30 cars, all sold, EUR 3.8 million
All 30 units were claimed during a private showing before the public reveal. The price: approximately EUR 3.8 million (roughly USD 5.2 million) before local taxes. That puts it above the Jesko Attack and Absolut, which were already the most expensive production Koenigseggs when they launched.
The "sold out before the public saw it" pattern is now standard at this end of the market. Bugatti, Pagani, and Ferrari do the same with their limited runs. What separates Koenigsegg from the European incumbents is volume: 30 cars is a meaningful fraction of Koenigsegg's entire annual output. This is not a side project from a factory that builds 300 cars a year. This is a side project from a factory that builds 80.
Where it sits in the Jesko range
The Jesko now has three body specs:
- Attack: fixed wing, maximum downforce, track-biased but road-legal.
- Absolut: lengthened body, no fixed rear wing, drag-optimised for the 531 km/h top speed target.
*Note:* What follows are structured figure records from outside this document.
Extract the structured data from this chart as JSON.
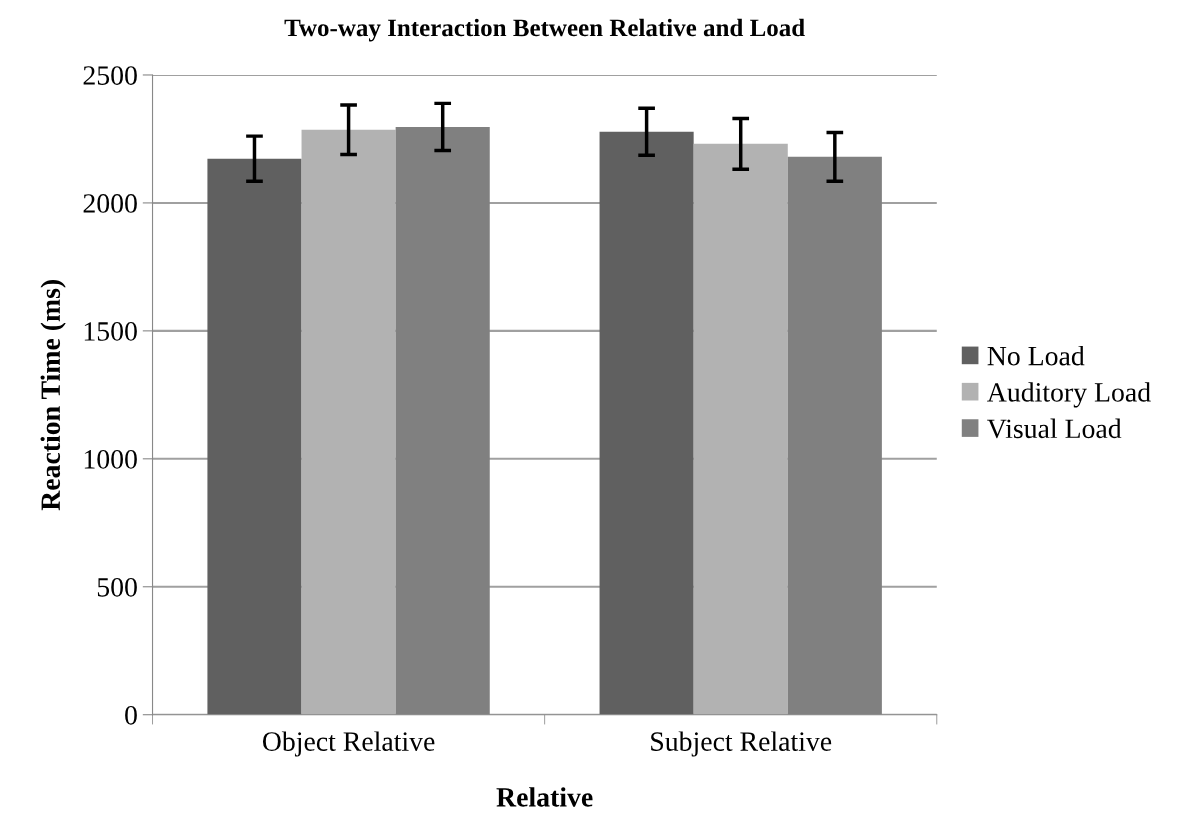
{
  "chart_data": {
    "type": "bar",
    "title": "Two-way Interaction Between Relative and Load",
    "xlabel": "Relative",
    "ylabel": "Reaction Time (ms)",
    "categories": [
      "Object Relative",
      "Subject Relative"
    ],
    "series": [
      {
        "name": "No Load",
        "color": "#606060",
        "values": [
          2173,
          2278
        ],
        "errors": [
          88,
          92
        ]
      },
      {
        "name": "Auditory Load",
        "color": "#b2b2b2",
        "values": [
          2286,
          2231
        ],
        "errors": [
          97,
          99
        ]
      },
      {
        "name": "Visual Load",
        "color": "#808080",
        "values": [
          2297,
          2180
        ],
        "errors": [
          92,
          95
        ]
      }
    ],
    "ylim": [
      0,
      2500
    ],
    "yticks": [
      0,
      500,
      1000,
      1500,
      2000,
      2500
    ],
    "grid": "y",
    "legend": "right"
  }
}
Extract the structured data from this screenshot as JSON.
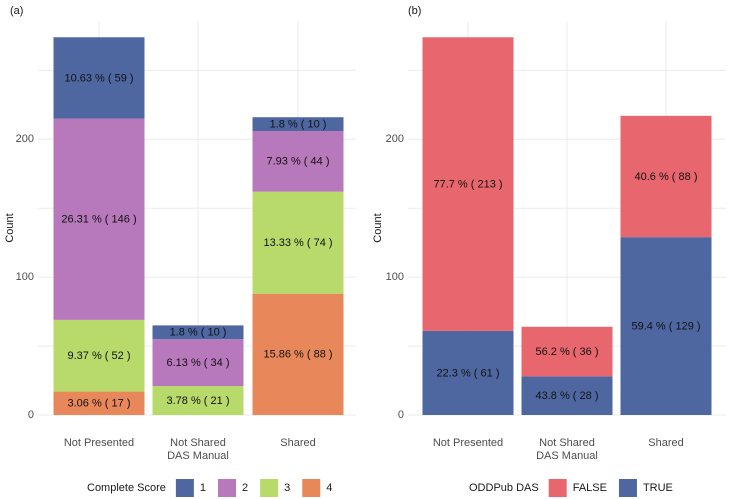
{
  "chart_data": [
    {
      "panel": "(a)",
      "type": "bar",
      "stacked": true,
      "ylabel": "Count",
      "xlabel": "",
      "ylim": [
        0,
        280
      ],
      "yticks": [
        0,
        100,
        200
      ],
      "grid": true,
      "categories": [
        [
          "Not Presented"
        ],
        [
          "Not Shared",
          "DAS Manual"
        ],
        [
          "Shared"
        ]
      ],
      "legend": {
        "title": "Complete Score",
        "placement": "bottom"
      },
      "series": [
        {
          "name": "4",
          "color": "#E8885A",
          "values": [
            17,
            0,
            88
          ],
          "labels": [
            "3.06 % ( 17 )",
            "",
            "15.86 % ( 88 )"
          ]
        },
        {
          "name": "3",
          "color": "#B8DA6A",
          "values": [
            52,
            21,
            74
          ],
          "labels": [
            "9.37 % ( 52 )",
            "3.78 % ( 21 )",
            "13.33 % ( 74 )"
          ]
        },
        {
          "name": "2",
          "color": "#B878BC",
          "values": [
            146,
            34,
            44
          ],
          "labels": [
            "26.31 % ( 146 )",
            "6.13 % ( 34 )",
            "7.93 % ( 44 )"
          ]
        },
        {
          "name": "1",
          "color": "#4E67A1",
          "values": [
            59,
            10,
            10
          ],
          "labels": [
            "10.63 % ( 59 )",
            "1.8 % ( 10 )",
            "1.8 % ( 10 )"
          ]
        }
      ],
      "legend_order": [
        "1",
        "2",
        "3",
        "4"
      ]
    },
    {
      "panel": "(b)",
      "type": "bar",
      "stacked": true,
      "ylabel": "Count",
      "xlabel": "",
      "ylim": [
        0,
        280
      ],
      "yticks": [
        0,
        100,
        200
      ],
      "grid": true,
      "categories": [
        [
          "Not Presented"
        ],
        [
          "Not Shared",
          "DAS Manual"
        ],
        [
          "Shared"
        ]
      ],
      "legend": {
        "title": "ODDPub DAS",
        "placement": "bottom"
      },
      "series": [
        {
          "name": "TRUE",
          "color": "#4E67A1",
          "values": [
            61,
            28,
            129
          ],
          "labels": [
            "22.3 % ( 61 )",
            "43.8 % ( 28 )",
            "59.4 % ( 129 )"
          ]
        },
        {
          "name": "FALSE",
          "color": "#E8666E",
          "values": [
            213,
            36,
            88
          ],
          "labels": [
            "77.7 % ( 213 )",
            "56.2 % ( 36 )",
            "40.6 % ( 88 )"
          ]
        }
      ],
      "legend_order": [
        "FALSE",
        "TRUE"
      ]
    }
  ]
}
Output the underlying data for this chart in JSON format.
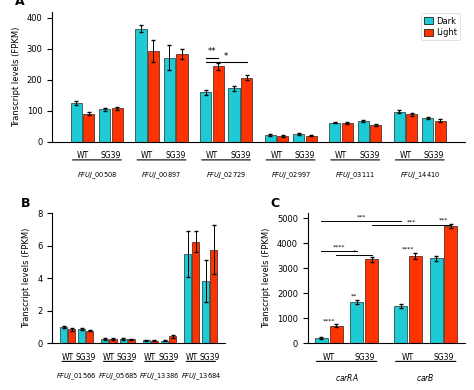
{
  "panel_A": {
    "groups": [
      {
        "label": "FFUJ_00508",
        "WT_dark": 125,
        "WT_light": 90,
        "SG39_dark": 105,
        "SG39_light": 108,
        "WT_dark_err": 5,
        "WT_light_err": 5,
        "SG39_dark_err": 5,
        "SG39_light_err": 5
      },
      {
        "label": "FFUJ_00897",
        "WT_dark": 365,
        "WT_light": 292,
        "SG39_dark": 272,
        "SG39_light": 283,
        "WT_dark_err": 12,
        "WT_light_err": 35,
        "SG39_dark_err": 40,
        "SG39_light_err": 15
      },
      {
        "label": "FFUJ_02729",
        "WT_dark": 160,
        "WT_light": 243,
        "SG39_dark": 173,
        "SG39_light": 207,
        "WT_dark_err": 8,
        "WT_light_err": 10,
        "SG39_dark_err": 8,
        "SG39_light_err": 8
      },
      {
        "label": "FFUJ_02997",
        "WT_dark": 23,
        "WT_light": 18,
        "SG39_dark": 24,
        "SG39_light": 20,
        "WT_dark_err": 3,
        "WT_light_err": 3,
        "SG39_dark_err": 3,
        "SG39_light_err": 3
      },
      {
        "label": "FFUJ_03111",
        "WT_dark": 62,
        "WT_light": 60,
        "SG39_dark": 68,
        "SG39_light": 55,
        "WT_dark_err": 3,
        "WT_light_err": 3,
        "SG39_dark_err": 3,
        "SG39_light_err": 3
      },
      {
        "label": "FFUJ_14410",
        "WT_dark": 97,
        "WT_light": 88,
        "SG39_dark": 77,
        "SG39_light": 68,
        "WT_dark_err": 4,
        "WT_light_err": 4,
        "SG39_dark_err": 4,
        "SG39_light_err": 4
      }
    ],
    "ylabel": "Transcript levels (FPKM)",
    "ylim": [
      0,
      420
    ],
    "yticks": [
      0,
      100,
      200,
      300,
      400
    ]
  },
  "panel_B": {
    "groups": [
      {
        "label": "FFUJ_01566",
        "WT_dark": 1.0,
        "WT_light": 0.85,
        "SG39_dark": 0.88,
        "SG39_light": 0.78,
        "WT_dark_err": 0.08,
        "WT_light_err": 0.08,
        "SG39_dark_err": 0.08,
        "SG39_light_err": 0.05
      },
      {
        "label": "FFUJ_05685",
        "WT_dark": 0.27,
        "WT_light": 0.27,
        "SG39_dark": 0.28,
        "SG39_light": 0.23,
        "WT_dark_err": 0.07,
        "WT_light_err": 0.07,
        "SG39_dark_err": 0.07,
        "SG39_light_err": 0.05
      },
      {
        "label": "FFUJ_13386",
        "WT_dark": 0.17,
        "WT_light": 0.14,
        "SG39_dark": 0.16,
        "SG39_light": 0.43,
        "WT_dark_err": 0.03,
        "WT_light_err": 0.03,
        "SG39_dark_err": 0.03,
        "SG39_light_err": 0.1
      },
      {
        "label": "FFUJ_13684",
        "WT_dark": 5.5,
        "WT_light": 6.25,
        "SG39_dark": 3.85,
        "SG39_light": 5.75,
        "WT_dark_err": 1.4,
        "WT_light_err": 0.65,
        "SG39_dark_err": 1.3,
        "SG39_light_err": 1.5
      }
    ],
    "ylabel": "Transcript levels (FPKM)",
    "ylim": [
      0,
      8
    ],
    "yticks": [
      0,
      2,
      4,
      6,
      8
    ]
  },
  "panel_C": {
    "carRA": {
      "WT_dark": 200,
      "WT_light": 700,
      "WT_dark_err": 30,
      "WT_light_err": 60,
      "SG39_dark": 1650,
      "SG39_light": 3350,
      "SG39_dark_err": 80,
      "SG39_light_err": 100
    },
    "carB": {
      "WT_dark": 1500,
      "WT_light": 3500,
      "WT_dark_err": 80,
      "WT_light_err": 120,
      "SG39_dark": 3400,
      "SG39_light": 4700,
      "SG39_dark_err": 100,
      "SG39_light_err": 80
    },
    "ylabel": "Transcript levels (FPKM)",
    "ylim": [
      0,
      5200
    ],
    "yticks": [
      0,
      1000,
      2000,
      3000,
      4000,
      5000
    ]
  },
  "colors": {
    "dark": "#1ECAD3",
    "light": "#FF3300"
  }
}
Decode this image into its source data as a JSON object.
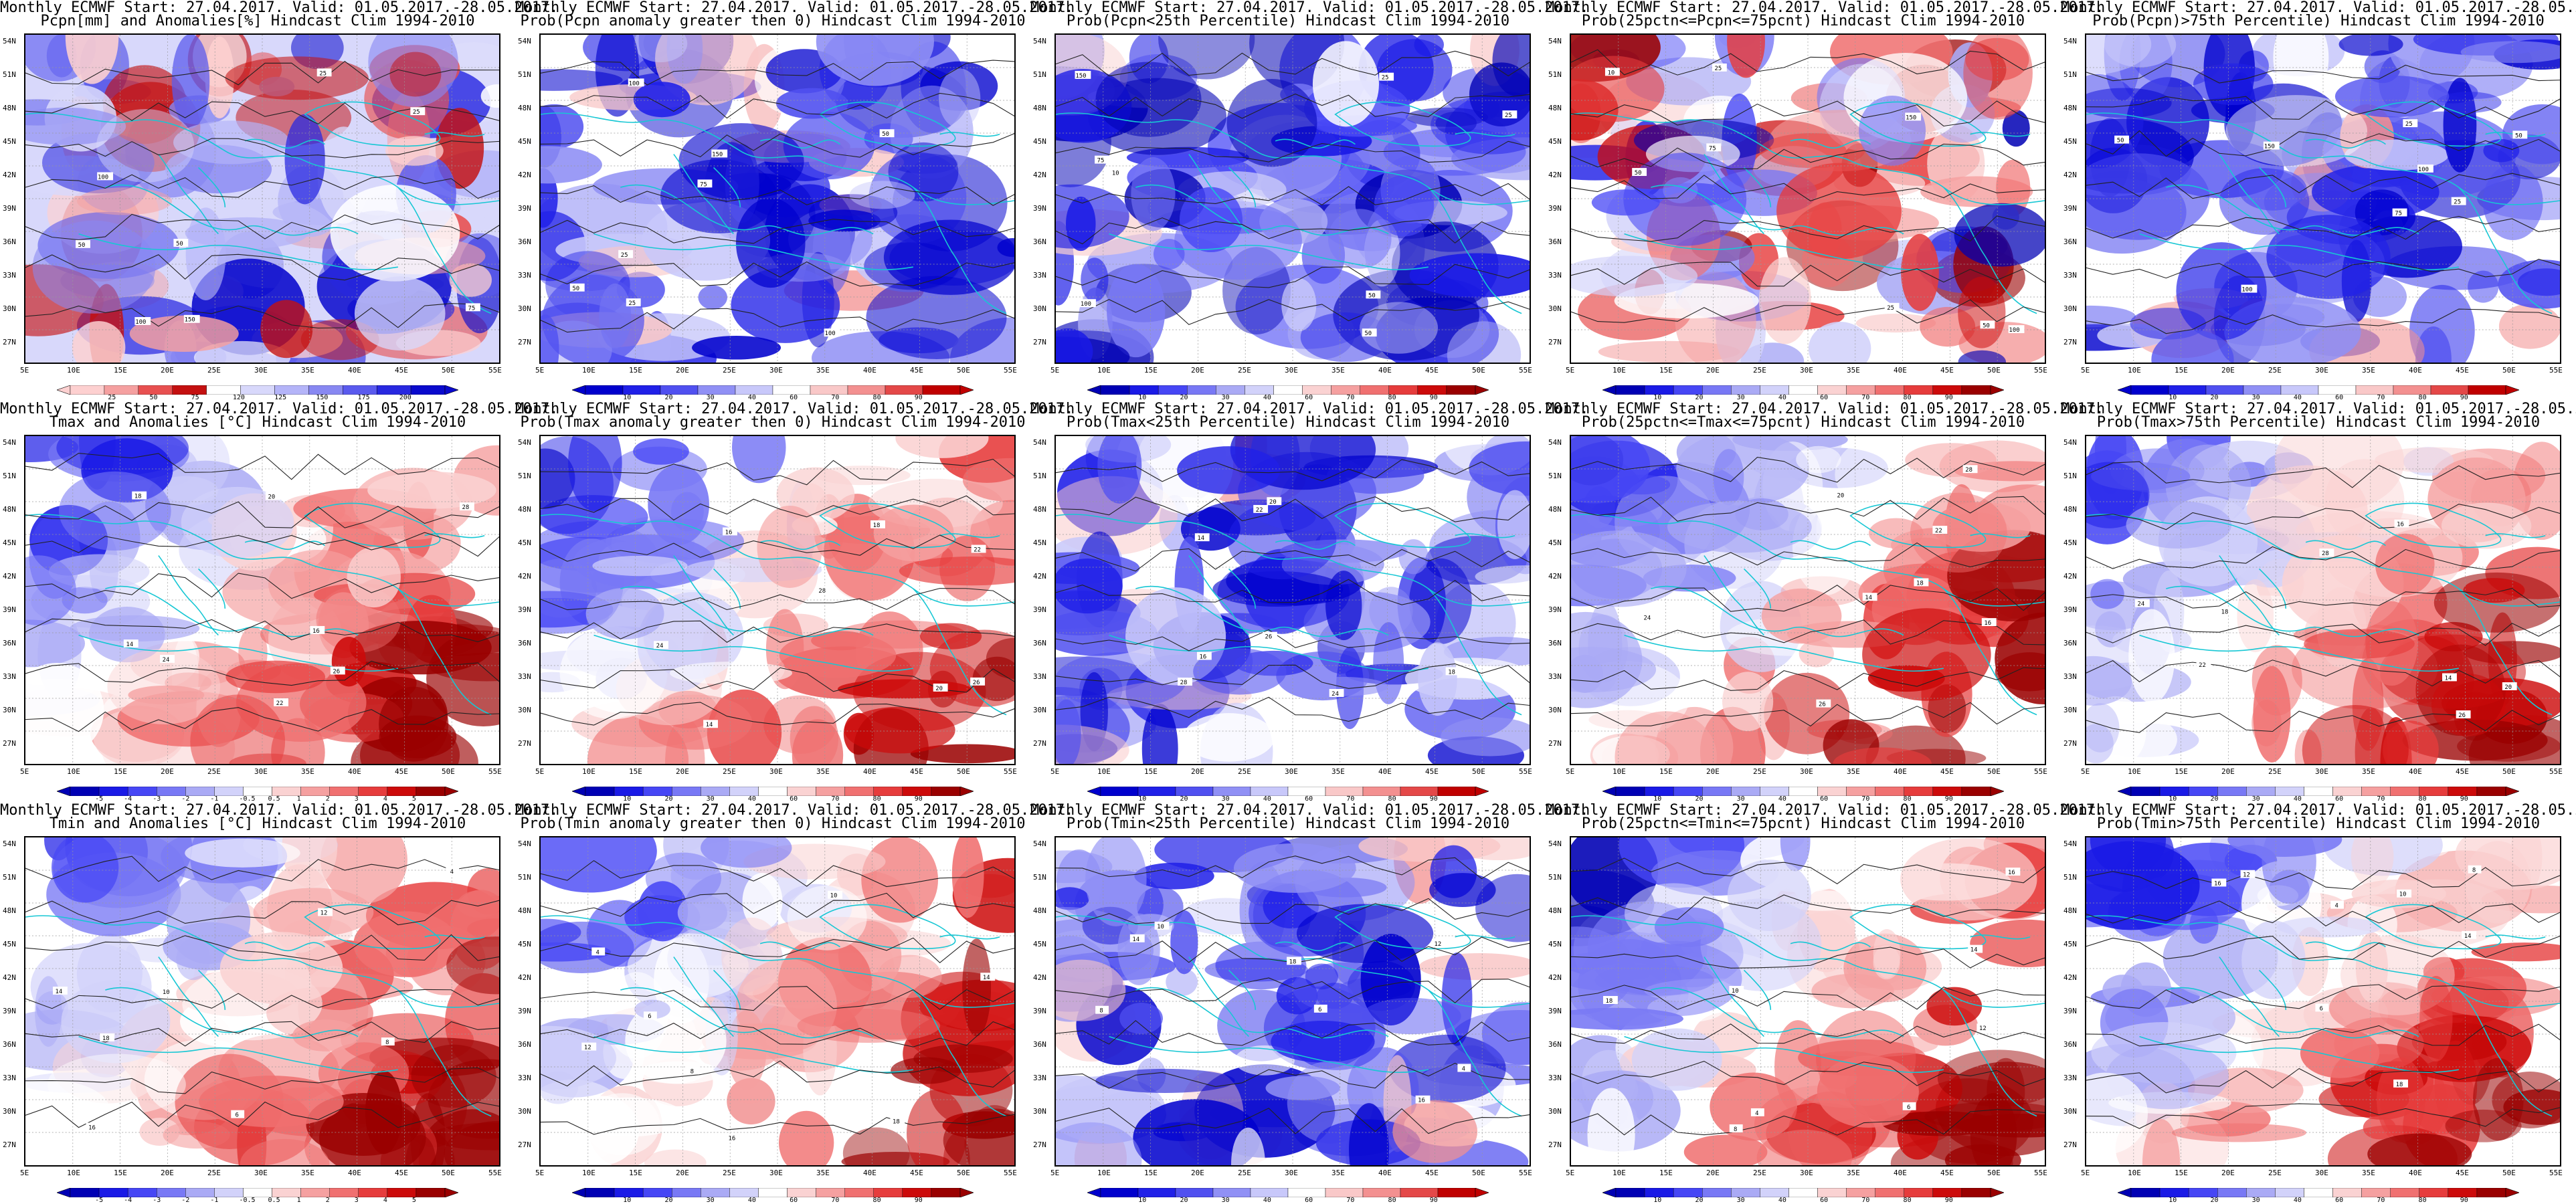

- Sadair's Spear: the Attack taken further. More downforce, less weight, higher peak power, stripped interior. The track weapon.
The Absolut chases straight-line speed records. The Attack is the all-around circuit car. The Sadair's Spear is what happens when you tell the engineering team the Attack is too comfortable.
Our take
The Sadair's Spear is a factory-built track special from a company that already builds nothing but track specials. That should make it redundant. It doesn't, because the execution is specific rather than symbolic.
The double-blade wing is not cosmetic. The 35 kg weight saving is real and documented down to the sound deadening. The 1.1-second lap time delta at Gotland is a verifiable claim on a known circuit. And the name has a story that connects to a person rather than a marketing department.
At EUR 3.8 million and 30 units, this is a collectors' item that happens to also be the fastest Jesko built. Whether it ever sees a track after delivery is between the buyers and their insurance underwriters.
The Koenigsegg Sadair's Spear is sold out. Deliveries are scheduled to begin in 2026.